Modern Family: “Haley’s 21st Birthday”

Modern Family can ask a lot of its audience at times, but “Haley’s 21st Birthday” asks entirely too much.

It asks you to believe Haley, of all people, would be guilted into spending her 21st birthday with her mother, uncles and grandmother. It asks you to believe Phil, after the years of indignities he’s put up with at Jay’s hand, would agree to let Jay tag along with him to negotiate the price of a car. It asks you to believe Manny and Luke would not only accept the responsibility of having the birds and bees conversation with Lily, they would lobby for the right to do so, and lash out at Alex for trying to stop them.

Modern Family can get away with a certain level of contrivance simply because its characters are so disparate. For example, a plot involving Alex, Manny, Luke and Lily is bound to require some manipulation, and such accommodations are easy to make if the final product is clever or funny enough. While “Birthday” has peppery lines sprinkled throughout, it’s tough to focus on them when they’re deployed as part of stories that never manage to make much sense.

Haley’s birthday celebration is the biggest offender, of course, beginning with Haley’s self-deprecating comments about how much of a dork she is for spending her first moments of official adulthood with her family. It’s nice to get some acknowledgment of how odd this is in Abraham Higginbotham’s script, but given what the audience knows about Haley, such a notion requires more to support it than one tossed-off expository line.

I can be a sucker for stories about mothers trying to remain emotionally close to their children as they age, so Claire’s reluctance to bow out of Haley’s escalating bonding demands is the strongest element of the story, but there’s so much clutter strewn around it. Like, when was it ever the case that Mitchell and Cam were the cool gays bachelorettes flocked to at bars? The whole point of the Sal character is that she injects some much-needed abandon into their otherwise vanilla family life. Suddenly Mitch and Cam are competing to be the coolest token gays at the straight bar? Nah, I don’t buy that.
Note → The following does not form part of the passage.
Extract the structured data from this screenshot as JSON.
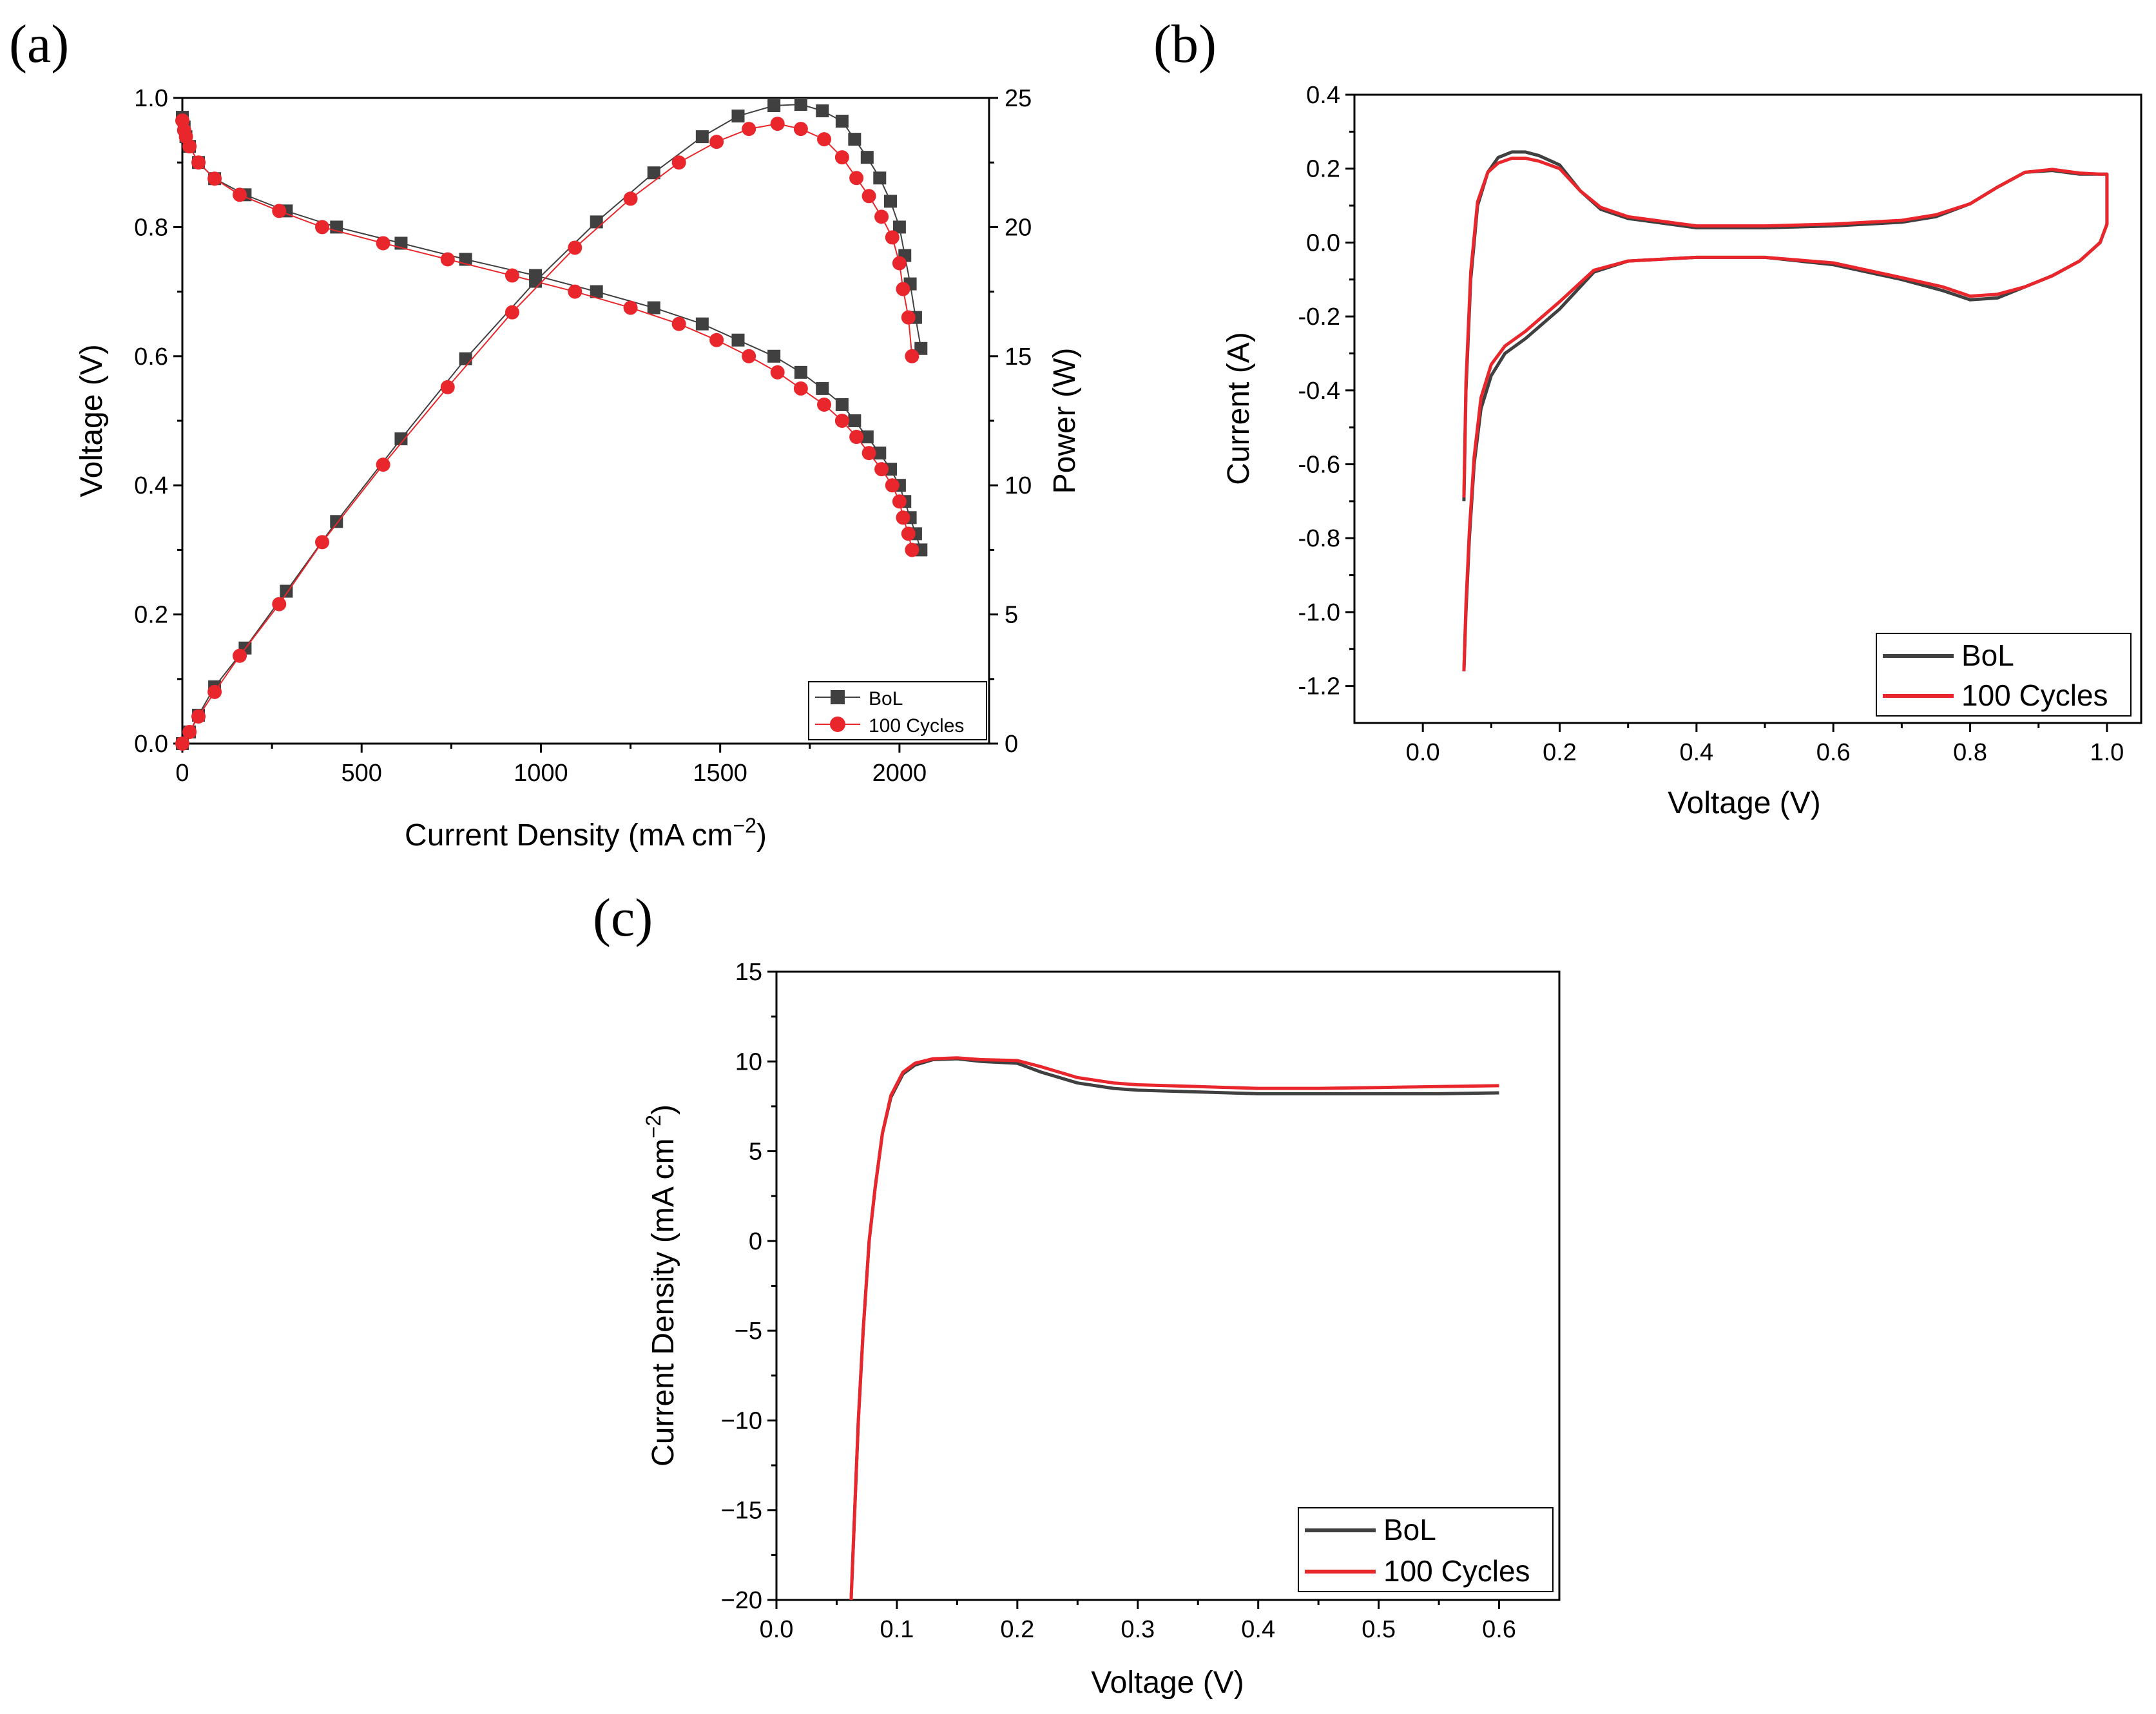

The Phil and Jay story gets a slight pass, but only a slight one, simply because car shopping with Jay makes sense for anyone hoping Jay would lend some of his closet-maverick instincts to the negotiation. In Phil’s case, however, he’d spent weeks researching the best possible deal, and if Jay’s only function was to get Phil to the dealership, is there no one else available for that task? Perhaps someone who doesn’t have an extensive history of undermining Phil in public settings? Or maybe, I don’t know, Andy, Phil’s eager to please assistant who has entirely vanished since accepting the gig?

The less said about the “Lily learns about sex” plot the better, because the bulk of it made me itchy. The voiceover from Lily is just uncomfortable, though I’ll admit Lily’s bizarre explanation for the miracle of life got a laugh out of me based on its sheer absurdity. Unfortunately, that’s one of the few times “Birthday” is absurd in a rewarding way.

Stray observations:

  • Jay, in sniper mode: “Wiggle Darryl, wiggle.”
  • Mitchell: “I can do the ‘Single Ladies’ hand thing.” Cam: “Put your neck into it, or you just look like the queen waving.”
  • Cam, trying to choose a tattoo: “What should we get? It needs to be something personal to us. Is Nelson Mandela still in jail?”
  • Luke: “You Americans are so uptight about sex.”